Balaam got up in the morning, saddled his donkey and went with the Moabite officials. But God was very angry when he went, and the angel of the Lord stood in the road to oppose him. Balaam was riding on his donkey, and his two servants were with him. When the donkey saw the angel of the Lord standing in the road with a drawn sword in his hand, it turned off the road into a field. Balaam beat it to get it back on the road.
Then the angel of the road stood in a narrow path through the vineyards, with walls on both sides. When the donkey saw the angel of the Lord, it pressed close to the wall, crushing Balaam’s foot against it. So he beat the donkey again.
Then the angel of the Lord moved on ahead and stood in a narrow place where there was no room to turn, either to the right or to the left. When the donkey saw the angel of the Lord, it lay down under Balaam, and he was angry and beat it with his staff. Then the Lord opened the donkey’s mouth, and it said to Balaam, “What have I done to you to make you beat me three times?”
Balaam answered the donkey, “You have made a fool of me! If only I had a sword in my hand, I would kill you right now.”

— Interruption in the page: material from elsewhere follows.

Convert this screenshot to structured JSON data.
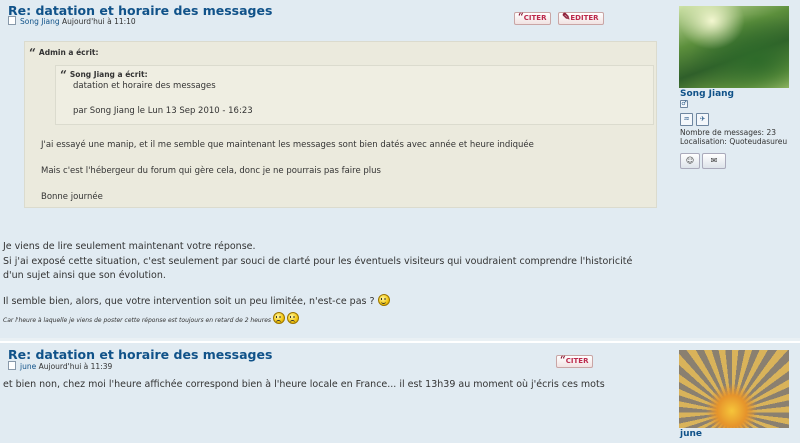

The donkey said to Balaam, “Am I not your own donkey, which you have always ridden, to this day? Have I been in the habit of doing this to you?”
“No,” he said.
Then the Lord opened Balaam’s eyes, and he saw the angel of the Lord standing in the road with his sword drawn. So he bowed low and fell face down.
~ Numbers 22:21-31
This story struck me so much that I had to pause from reading to reflect. I don’t know what insights you would have drawn from this passage, but this is mine: We are Balaam, while the donkey is the Holy Spirit.
We are people with so many goals and dreams. And once we’ve set our minds on doing something, especially if we think it’s a matter of grave importance, we won’t let anything get in our way of accomplishing it. “Focus on the prize ahead,” we would say, and in our heads we would pray for the Lord to help us get there, without actually pausing to really seek His will regarding these plans. And these are the times that we have made God our donkey, expecting Him to carry us to that destination, while we hold the reins.
And as Balaam’s donkey tried to protect Balaam from the dangers that his blinded eyes could not see, the Holy Spirit who knows what’s ahead of us has been prompting us again and again to pause and rethink our actions. And like the way Balaam had beaten his donkey for bringing discomfort and “making a fool of him,” we grieve the Holy Spirit every time we think we know better and take Him for granted.
“Am I not your own donkey, which you have always ridden, to this day? Have I been in the habit of doing this to you?”
I tried to replace this line with, “Am I not your God, who have always carried you, to this day? Have I been in the habit of making a fool out of you?”
And then my heart started to break. Who am I to think so little of my God? After everything He’s done to preserve my life, why do I still disobey Him? Why can’t I let go of the reins and surrender completely to his ways? Why do unanswered prayers make me feel foolish and defeated when I didn’t really ask for His will in the first place?
But after all these mistakes, He still uses stories like this to remind me that He’s still with me, no matter how stubborn I have become. That disappointment is His way of telling me that I’m walking the wrong way, and protecting me from the dangers that my human eyes cannot see. That I must seek His will first before making rash decisions that would just hurt me in the end.
“What have I done to you to make you beat me three times?”
When the donkey asked this question, I was reminded of how Peter denied Jesus three times in the New Testament (John 18:15-27). I think it was out of shame and fear. He was afraid to get hurt, to be beaten and put to death, as they did his Master. He was afraid to be labeled a fool for being a disciple of Jesus, and so he lied and lied and lied, and grieved God’s heart.
“Peter, do you love me?” The Lord would ask him three times in John 21:15-19. Try replacing Peter with your own name. How will you respond?